И власти плен... — страница 34 из 106

Почему он попросил две недели? Психопатия, нервы шалят. Ничего он не просчитывал, это все слухи, отголоски легенды, которые мы сами о себе создаем: «Голутвин все знает наперед, у него голова — как компьютер». Если и компьютер, то старой системы. Все словеса. За две недели должно что-то проясниться, и весь секрет. В двадцатых числах двусторонние переговоры, надо подписывать долгосрочный контакт с французами, к этому времени наверняка появится человек, который заменит Дармотова.

Демченко проводил его до лифта. Вымученно улыбнулись друг другу. «Будет обидно, если он сойдет с круга», — подумал Демченко о Голутвине. «Досадно, я полагал, что он более надежен.

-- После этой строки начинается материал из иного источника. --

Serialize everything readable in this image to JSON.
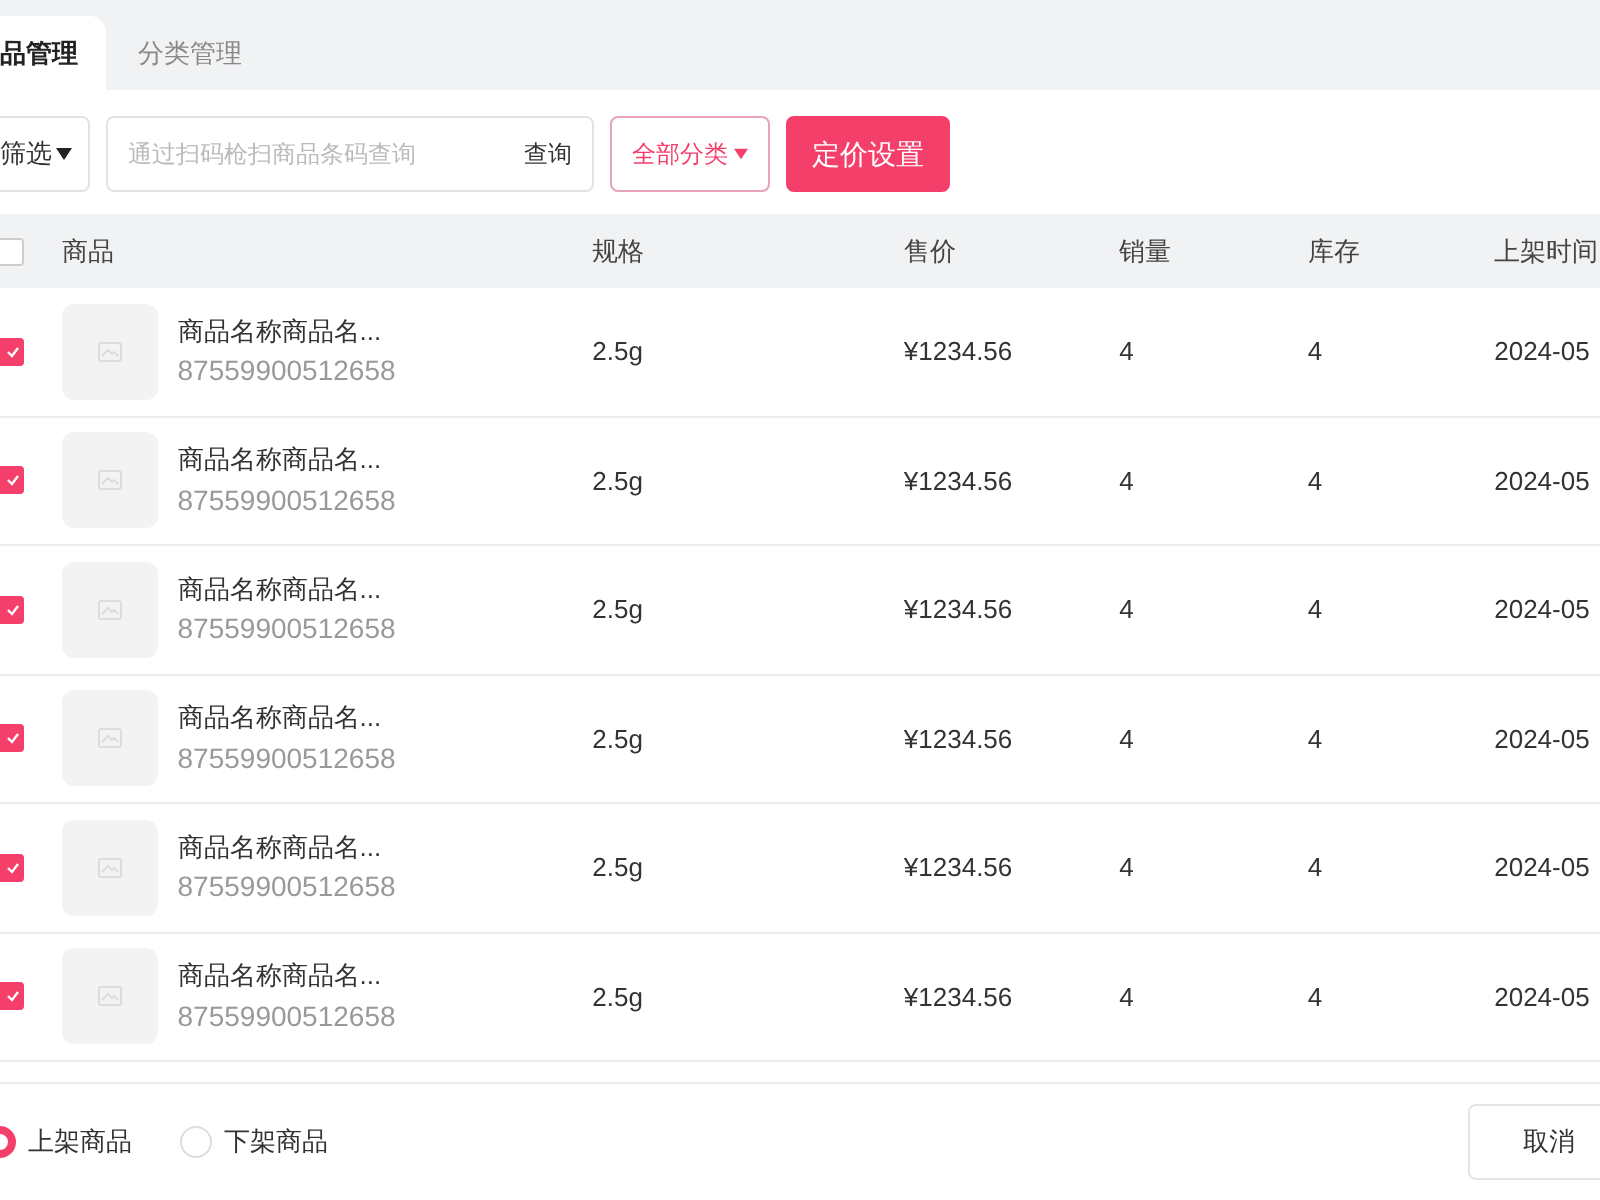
{
  "tabs": [
    {
      "label": "品管理",
      "selected": true
    },
    {
      "label": "分类管理",
      "selected": false
    }
  ],
  "toolbar": {
    "filter": "筛选",
    "search": {
      "placeholder": "通过扫码枪扫商品条码查询",
      "button": "查询"
    },
    "category": "全部分类",
    "pricing": "定价设置"
  },
  "table": {
    "select_all": {
      "checked": false
    },
    "columns": [
      "商品",
      "规格",
      "售价",
      "销量",
      "库存",
      "上架时间"
    ],
    "rows": [
      {
        "checked": true,
        "name": "商品名称商品名...",
        "barcode": "87559900512658",
        "spec": "2.5g",
        "price": "¥1234.56",
        "sales": "4",
        "stock": "4",
        "date": "2024-05"
      },
      {
        "checked": true,
        "name": "商品名称商品名...",
        "barcode": "87559900512658",
        "spec": "2.5g",
        "price": "¥1234.56",
        "sales": "4",
        "stock": "4",
        "date": "2024-05"
      },
      {
        "checked": true,
        "name": "商品名称商品名...",
        "barcode": "87559900512658",
        "spec": "2.5g",
        "price": "¥1234.56",
        "sales": "4",
        "stock": "4",
        "date": "2024-05"
      },
      {
        "checked": true,
        "name": "商品名称商品名...",
        "barcode": "87559900512658",
        "spec": "2.5g",
        "price": "¥1234.56",
        "sales": "4",
        "stock": "4",
        "date": "2024-05"
      },
      {
        "checked": true,
        "name": "商品名称商品名...",
        "barcode": "87559900512658",
        "spec": "2.5g",
        "price": "¥1234.56",
        "sales": "4",
        "stock": "4",
        "date": "2024-05"
      },
      {
        "checked": true,
        "name": "商品名称商品名...",
        "barcode": "87559900512658",
        "spec": "2.5g",
        "price": "¥1234.56",
        "sales": "4",
        "stock": "4",
        "date": "2024-05"
      }
    ]
  },
  "footer": {
    "options": [
      {
        "label": "上架商品",
        "selected": true
      },
      {
        "label": "下架商品",
        "selected": false
      }
    ],
    "cancel": "取消"
  }
}
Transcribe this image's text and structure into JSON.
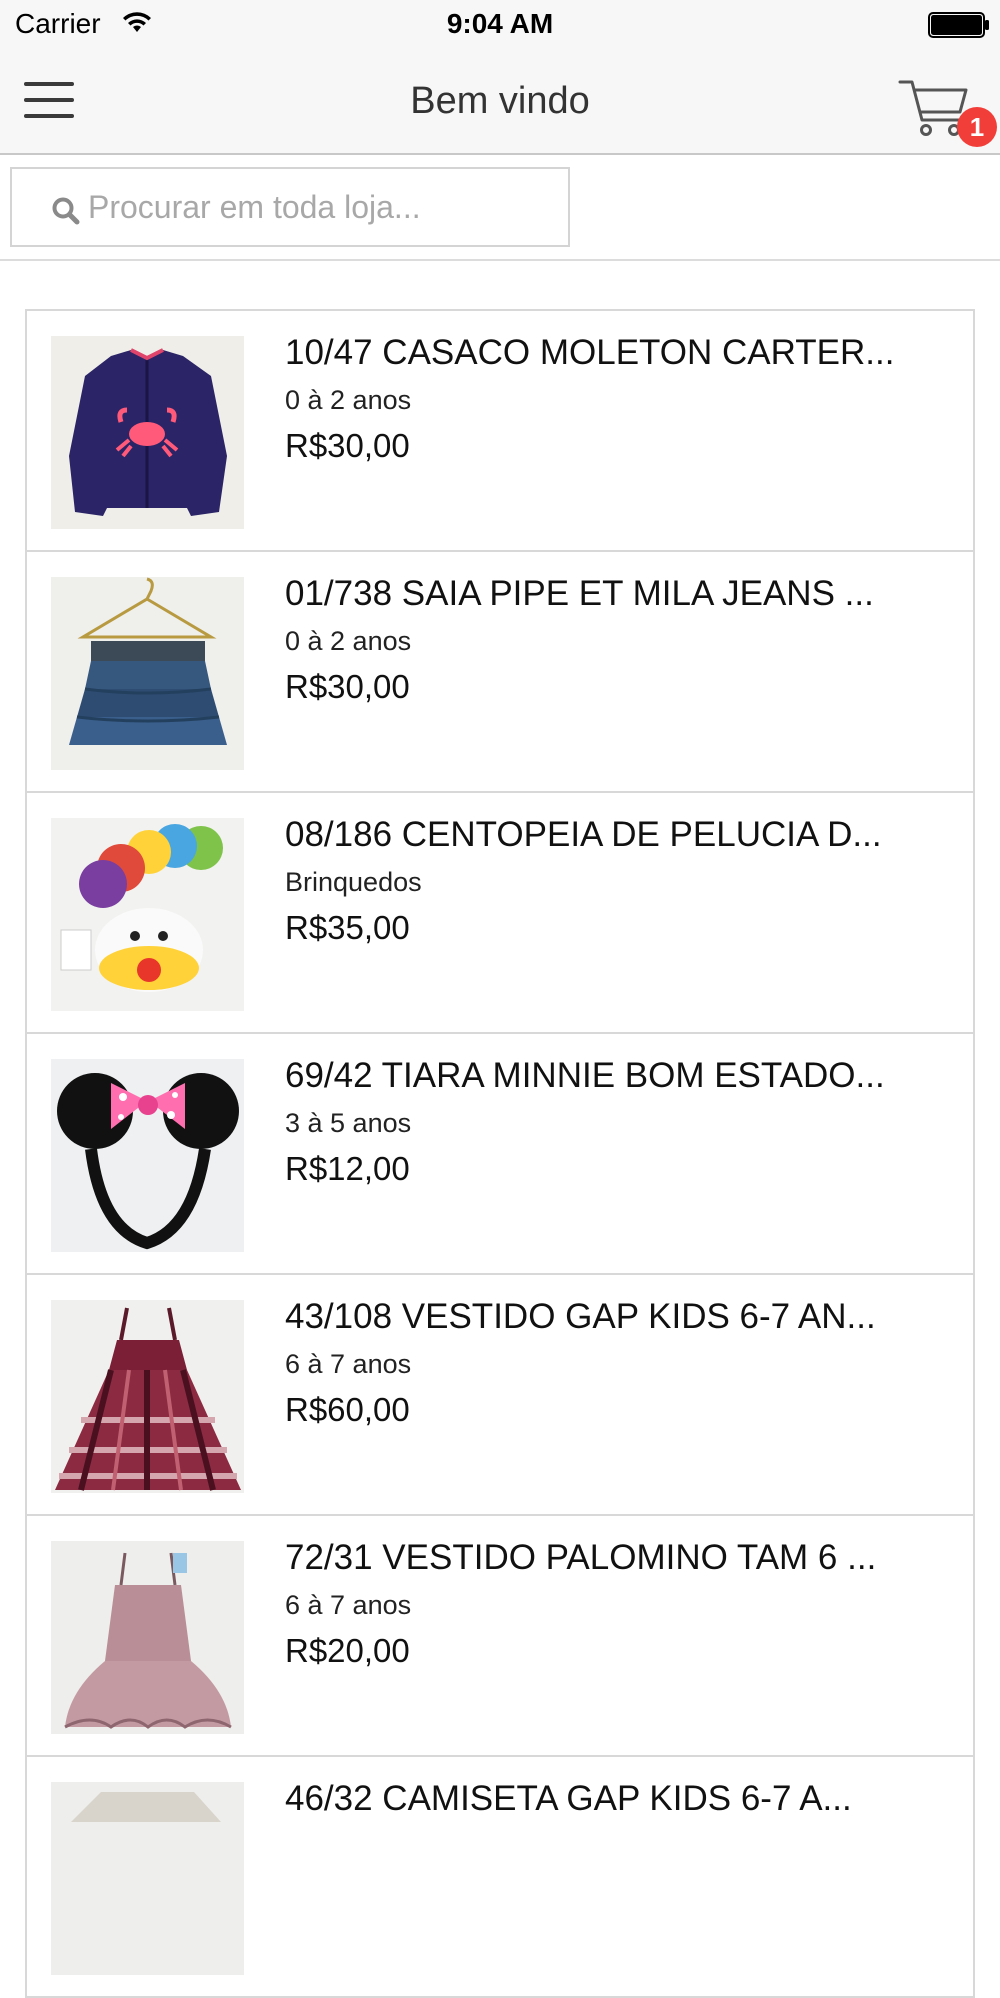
{
  "status_bar": {
    "carrier": "Carrier",
    "time": "9:04 AM"
  },
  "nav": {
    "title": "Bem vindo",
    "cart_count": "1",
    "menu_icon": "hamburger-menu-icon",
    "cart_icon": "shopping-cart-icon"
  },
  "search": {
    "placeholder": "Procurar em toda loja...",
    "value": ""
  },
  "colors": {
    "badge": "#f23e39",
    "nav_background": "#f7f7f7"
  },
  "products": [
    {
      "name": "10/47 CASACO MOLETON CARTER...",
      "category": "0 à 2 anos",
      "price": "R$30,00",
      "image": "navy-crab-jacket"
    },
    {
      "name": "01/738 SAIA PIPE ET MILA JEANS ...",
      "category": "0 à 2 anos",
      "price": "R$30,00",
      "image": "denim-ruffle-skirt"
    },
    {
      "name": "08/186 CENTOPEIA DE PELUCIA D...",
      "category": "Brinquedos",
      "price": "R$35,00",
      "image": "plush-caterpillar"
    },
    {
      "name": "69/42 TIARA MINNIE BOM ESTADO...",
      "category": "3 à 5 anos",
      "price": "R$12,00",
      "image": "minnie-headband"
    },
    {
      "name": "43/108 VESTIDO GAP KIDS 6-7 AN...",
      "category": "6 à 7 anos",
      "price": "R$60,00",
      "image": "plaid-dress"
    },
    {
      "name": "72/31 VESTIDO PALOMINO TAM 6 ...",
      "category": "6 à 7 anos",
      "price": "R$20,00",
      "image": "floral-dress"
    },
    {
      "name": "46/32 CAMISETA GAP KIDS 6-7 A...",
      "category": "",
      "price": "",
      "image": "tshirt"
    }
  ]
}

Буду стараться — разве это позиция? Получил должность повыше и стал зависим. Дурак». Других мыслей у Голутвина в тот момент не было.

Лифт, громыхая, пошел вниз.


Статья появилась через четыре дня. Стихийно, не отдавая себе отчета, Голутвин позвонил в газету. Ему ответили, что Демченко в командировке.

Метельникову сообщили о статье в середине дня. Фатеев неслышно проскользнул в приоткрытую дверь и, не дав генеральному опомниться, развернул на столе газету. В нескольких местах статья была подчеркнута красным карандашом. Метельников машинально пробежал глазами текст: что-то об их главке. Он не улавливал смысла статьи, посмотрел на Фатеева вопрошающе и требовательно. Коммерческий директор вытянул губы, лицо обрело озабоченный вид.

— Первая ласточка — так это называется.

Метельников поморщился. Фатеевская страсть говорить иносказательно была сейчас неуместной. Пятью минутами ранее Метельников выпроводил строителей. Он еще был во власти полуторачасового изнурительного спора. Предполагалось расширить два основных завода, входящих в объединение. Рязанская и Смоленская области дали согласие разместить на своих территориях филиалы. Есть решения исполкомов, выделено место для строительства, а с подрядчиком никак не столкуются. Метельников настаивал, чтобы строительство жилья и подсобных хозяйств было включено в основной проект. Строители потребовали дополнительный проект и отдельную смету. Областное руководство обещает создать вокруг заводов нечто вроде агрозоны, но когда это еще будет, да и будет ли вообще? Нет-нет, он не отступится. Подсобное хозяйство и жилье — все, все должно быть в проекте. Он и сам знает, что они не специалисты, но другого выхода нет. Искать подрядчика для строительства жилья? Надо быть сумасшедшим. Все эти разговоры: мы не специалисты, у нас другой профиль, — для бедных. Он настаивает. Это его последнее слово.

«На нас подобные демарши не действуют». Ишь ты, слова какие научились говорить! «У нас и без того громадный объем работ». Строители были возбуждены, уже не спорили, а требовали. Метельников понимал их, в той или иной мере беды были общими: поставщики работали скверно, обеспеченность материалами не превышала шестидесяти процентов. Но понимание не делало его уступчивее. Роли в разговоре были распределены заранее: он излагал идею проекта, защищал ее, строители, приземляя свою задачу, говорили о трудностях. Условия игры были налицо, позиции — принципиально противоборствующие: он смотрел на трудности через призму проекта, они смотрели на проект через призму трудностей. Пока выигрывали строители.

Второй день, без существенного продвижения вперед, они обсуждают проблему нехватки рабочей силы. Он уже привык к их терминологии: «Мы задыхаемся, у нас бедственное положение. Гарантии областных организаций — пустой звук». Все это произносится с напором, со ссылками на прошлый и позапрошлый год, на неприятности, которые имел некто, не внявший их предостережениям. Крики, возмущение — отрепетированная ситуация; изнуряющий эмоциональный нажим перед главным наступлением.

«Мы тут подсчитали, — говорят строители, и в голосе уже нет металла, и никто не срывается на фальцет, скорее отрешенность на лицах, печать усталости. И головой покачивают, и плечами пожимают, дескать, сами не знаем, зачем говорим, устали от непонимания. А через вздох — главное: — Это, конечно, проблемы не решает, но какой-то шанс, возможность маневра дает: двести рабочих в распоряжение стройки на первых порах командировать необходимо. Если честно, нужно четыреста. Но мы понимаем. Мы просим минимум».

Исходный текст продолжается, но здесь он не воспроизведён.